Bueno, no voy a entrar en profundidades, pero sí he de decir que cuando nosotros pensábamos que el paciente del que tan preocupados estábamos y principalmente su mujer no quería que supiera nada de la gravedad de su enfermedad solamente se fiaba de su especialista en oncología, porque él estaba informado, por decisión propia, de la gravedad de su enfermedad. Así lo deseó desde que fue diagnosticado y antes de ser intervenido quirúrgicamente.
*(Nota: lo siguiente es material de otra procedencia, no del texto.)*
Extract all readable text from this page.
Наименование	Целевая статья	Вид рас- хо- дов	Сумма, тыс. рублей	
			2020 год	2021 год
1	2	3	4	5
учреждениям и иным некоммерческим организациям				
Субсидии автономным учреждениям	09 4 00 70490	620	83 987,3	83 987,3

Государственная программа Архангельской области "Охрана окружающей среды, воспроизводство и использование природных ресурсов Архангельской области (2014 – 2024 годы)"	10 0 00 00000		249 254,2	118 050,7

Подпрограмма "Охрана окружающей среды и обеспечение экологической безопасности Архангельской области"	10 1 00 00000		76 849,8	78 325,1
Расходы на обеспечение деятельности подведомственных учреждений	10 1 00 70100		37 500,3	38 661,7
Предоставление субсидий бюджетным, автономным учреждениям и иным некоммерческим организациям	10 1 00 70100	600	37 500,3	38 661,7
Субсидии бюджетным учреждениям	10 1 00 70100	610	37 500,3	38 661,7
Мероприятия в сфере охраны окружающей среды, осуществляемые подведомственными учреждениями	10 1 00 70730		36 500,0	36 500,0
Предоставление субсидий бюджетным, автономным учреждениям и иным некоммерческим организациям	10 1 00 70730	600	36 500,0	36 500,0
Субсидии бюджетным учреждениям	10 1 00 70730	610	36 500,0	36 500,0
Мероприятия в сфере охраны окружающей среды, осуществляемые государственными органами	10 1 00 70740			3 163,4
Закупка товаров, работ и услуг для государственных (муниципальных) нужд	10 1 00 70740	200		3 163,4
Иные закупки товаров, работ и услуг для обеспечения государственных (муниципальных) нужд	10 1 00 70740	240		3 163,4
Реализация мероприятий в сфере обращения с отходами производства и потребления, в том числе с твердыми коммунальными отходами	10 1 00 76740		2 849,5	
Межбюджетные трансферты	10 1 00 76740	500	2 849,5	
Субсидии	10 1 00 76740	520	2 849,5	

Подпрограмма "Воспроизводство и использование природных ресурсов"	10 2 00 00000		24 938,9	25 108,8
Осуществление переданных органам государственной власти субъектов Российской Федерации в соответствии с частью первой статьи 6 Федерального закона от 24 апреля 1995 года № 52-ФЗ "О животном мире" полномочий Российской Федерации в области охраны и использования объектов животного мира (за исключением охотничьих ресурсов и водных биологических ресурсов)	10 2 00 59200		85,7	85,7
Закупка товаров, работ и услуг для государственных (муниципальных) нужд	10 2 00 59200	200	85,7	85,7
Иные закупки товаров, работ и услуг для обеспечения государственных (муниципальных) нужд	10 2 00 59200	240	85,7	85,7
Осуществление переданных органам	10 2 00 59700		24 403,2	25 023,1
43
Esto para él fue muy importante y para mí, también. Fue tan importante que durante el tiempo aproximado que tenía de vida ha disfrutado a su manera, mientras pudo. Así que lo que me queda por decir es que hasta en los casos sin solución ningún oncólogo debe sentirse frustrado por no haber podido hacer nada por recuperar la vida en una persona en la que su organismo deja de funcionar. El oncólogo hace lo que está en sus manos y dentro de sus posibilidades, y aunque a algunas personas les parezca una profesión frustrante, yo he de decir que no es ésa la impresión que tengo de los oncólogos. Sí tengo que decir que es una profesión en la que se recogen más tristezas que satisfacciones. Pero aunque solamente sea conseguir lograr la tranquilidad del paciente que está al día de su salud, eso ya es una satisfacción. Yo siempre estaré agradecidísima de las dos oncólogas que echaron a caminar este servicio en el Hospital San Agustín. Mi muy allegado familiar se ha ido, pero asimiló su enfermedad y tuvo siempre mucha confianza en las oncólogas que lo atendieron. Por ello, no entiendo cómo puede nadie juzgar ni criticar esta profesión sin haberse puesto, aunque solamente fuese por unos minutos, en el pellejo del profesional. En estos casos lo de menos es el tener que firmar un consentimiento informado. Y para eso están los consentimientos informados, para informar a los pacientes, y una vez que están informados piensen si deben prestarse a los tratamientos que les ofrece el servicio de oncología (como el resto de los servicios, ya que consentimientos informados los hay para todas aquellas intervenciones, pruebas o tratamientos de riesgo), pues nadie les obliga a firmarlos, es decir, a aceptarlos. Quienes los firman es porque están dispuestos a arriesgarse a lo que les ofrecen, que, por otra parte, no hay milagros en esta vida, por poco que nos guste. Solamente me queda decir qué fácil es criticar a los demás, sobre todo cuando no tienes nada que perder o ganar.

Gracias, doctor Carlos Álvarez Fernández, por tu escrito, seguro que ha sido bien entendido por muchas personas.